L’in-canto delle parole… Avvolti dalla melodia, quando la voce della comunità si eleva a raccontare la storia di dei ed eroi, tramite il linguaggio del cuore, un io narrante collettivo perché le vicende di uno sono di tutti ed esempio sul destino dell’uomo e di un popolo. Fu così che nacque il senso tragico e virile dell’esistenza, la rappresentazione originaria, la catarsi, l’incontro del dio Apollo dalle belle forme con Dioniso, il dio della danza e dell’ebbrezza (Nietzsche docet e non solo lui). Difatti, in origine, la tragedia greca s’affidava al coro e gli attori non potevano calcare la scena se non in due soli. Il moderno Io narrante è la voce dell’individuo dell’egoismo e dissociazione dalla società, che appunto si fa interesse di ‘soci’ e non più unità di comunione ed intenti… dove, con il pensiero calcolante, la ragione tutto spiega giustifica rinnega ed assolve.
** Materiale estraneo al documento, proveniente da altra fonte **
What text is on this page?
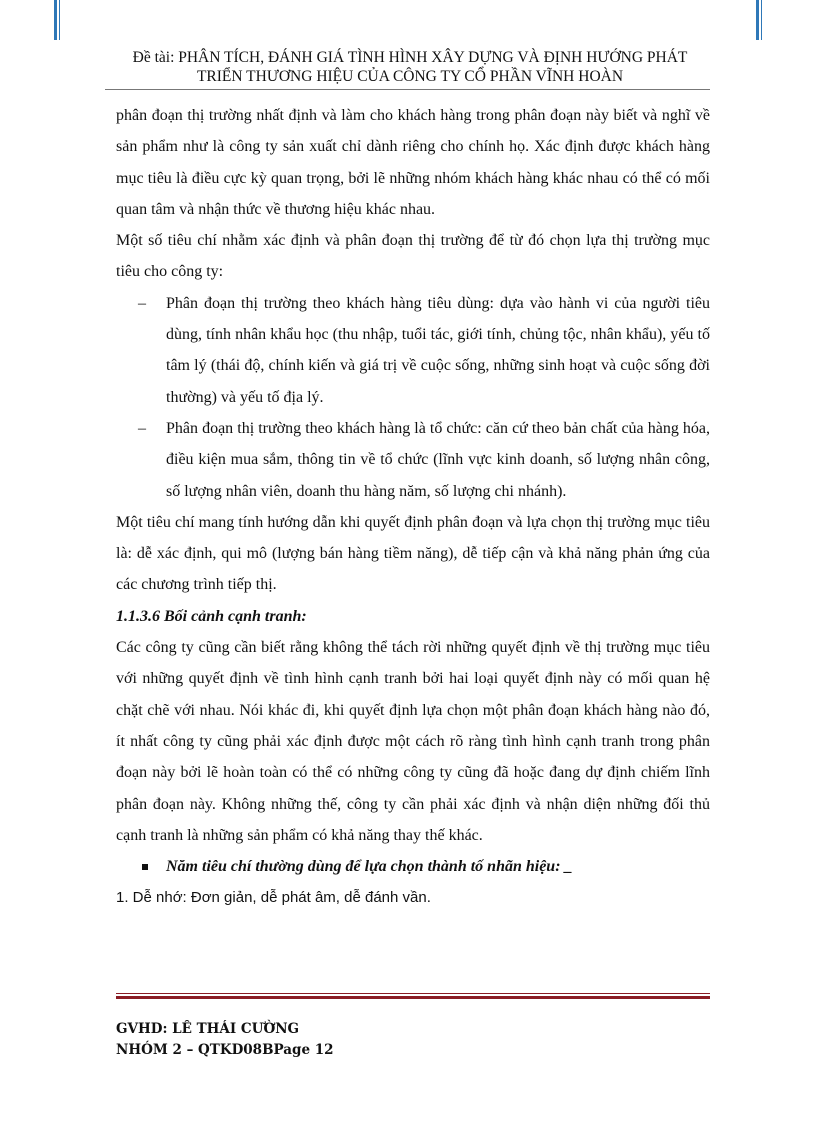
Đề tài: PHÂN TÍCH, ĐÁNH GIÁ TÌNH HÌNH XÂY DỰNG VÀ ĐỊNH HƯỚNG PHÁT
TRIỂN THƯƠNG HIỆU CỦA CÔNG TY CỔ PHẦN VĨNH HOÀN

phân đoạn thị trường nhất định và làm cho khách hàng trong phân đoạn này biết và nghĩ về sản phẩm như là công ty sản xuất chỉ dành riêng cho chính họ. Xác định được khách hàng mục tiêu là điều cực kỳ quan trọng, bởi lẽ những nhóm khách hàng khác nhau có thể có mối quan tâm và nhận thức về thương hiệu khác nhau.

Một số tiêu chí nhằm xác định và phân đoạn thị trường để từ đó chọn lựa thị trường mục tiêu cho công ty:

– Phân đoạn thị trường theo khách hàng tiêu dùng: dựa vào hành vi của người tiêu dùng, tính nhân khẩu học (thu nhập, tuổi tác, giới tính, chủng tộc, nhân khẩu), yếu tố tâm lý (thái độ, chính kiến và giá trị về cuộc sống, những sinh hoạt và cuộc sống đời thường) và yếu tố địa lý.
– Phân đoạn thị trường theo khách hàng là tổ chức: căn cứ theo bản chất của hàng hóa, điều kiện mua sắm, thông tin về tổ chức (lĩnh vực kinh doanh, số lượng nhân công, số lượng nhân viên, doanh thu hàng năm, số lượng chi nhánh).

Một tiêu chí mang tính hướng dẫn khi quyết định phân đoạn và lựa chọn thị trường mục tiêu là: dễ xác định, qui mô (lượng bán hàng tiềm năng), dễ tiếp cận và khả năng phản ứng của các chương trình tiếp thị.

1.1.3.6 Bối cảnh cạnh tranh:

Các công ty cũng cần biết rằng không thể tách rời những quyết định về thị trường mục tiêu với những quyết định về tình hình cạnh tranh bởi hai loại quyết định này có mối quan hệ chặt chẽ với nhau. Nói khác đi, khi quyết định lựa chọn một phân đoạn khách hàng nào đó, ít nhất công ty cũng phải xác định được một cách rõ ràng tình hình cạnh tranh trong phân đoạn này bởi lẽ hoàn toàn có thể có những công ty cũng đã hoặc đang dự định chiếm lĩnh phân đoạn này. Không những thế, công ty cần phải xác định và nhận diện những đối thủ cạnh tranh là những sản phẩm có khả năng thay thế khác.

Năm tiêu chí thường dùng để lựa chọn thành tố nhãn hiệu: _

1. Dễ nhớ: Đơn giản, dễ phát âm, dễ đánh vần.

GVHD: LÊ THÁI CƯỜNG
NHÓM 2 – QTKD08BPage 12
‘Intorno al fuoco bevono buon vino i cavalieri ed il chiaror riflette i lor profili neri’… oppure ‘basta prendere una chitarra farci sopra quattro accordi attaccarci due parole e cominciare a cantar storie’, magari sui monti Lepini, il fuoco il cerchio intorno ad esso in attesa del sorgere del sole, Solstizio d’inverno. Notti magiche il silenzio scandito dal vento a frusciare tra i rami le parole misurate e serie le canzoni di una comunità altra ed alta rispetto al vivere quotidiano. Questo è l’in-canto delle parole che abbiamo conosciuto che hanno la mente ed il cuore alimentato di sogni e ideali… e di questo incanto che trova le sue misteriose sorgive fonti negli albori della civiltà d’Occidente ci facciamo carico nel corso del tempo con i poemi le utopie la fantasia simboli metafore suggestioni mai rimpianti rimorsi rancori. (Chiuso nella cella d’isolamento, avrei trascorso a Villa Triste qualche mese, ho pochi motivi di distrazione, non potendo leggere il giornale ricevere posta o libri neppure gli occhiali o i fiammiferi per accendermi le sigarette. Conto le mattonelle trasudanti umidità in verticale in orizzontale le pari e le dispari… e canto rido ballo e mi racconto i libri letti i film visti le fantasie che creo e scompongo. Parlo, dunque, sono!).
Racconta Tolkien d’aver iniziato a tratteggiare la Terra di Mezzo quando era in trincea, immerso nel fango pidocchi merda sangue corpi gonfi in putrefazione, durante la Prima Guerra Mondiale, fronte francese, e di averne scritto alla fidanzata lontana. I tedeschi come gli Orchetti? Chissà. La montagna di Mordor il mondo moderno? Forse. D’ogni cosa costruire la controparte in forma di magia, evasione dal reale o rammemorare il reale prima che il razionale lo neghi così come l’adulto recide, illuso, il cordone ombelicale da quel che egli era bambino (alla faccia della saccenteria di Hegel nell’identificare il reale con il razionale e viceversa). ‘Le radici profonde non gelano mai’. E, forse, sarà un caso, ma, durante la guerra civile di Spagna, quando la quasi totalità della cultura anglosassone si schierò con la repubblica egli parteggiò per Franco e la Falange. Per una parte dove ancora, magari retoricamente, Don Chisciotte contava qualcosa.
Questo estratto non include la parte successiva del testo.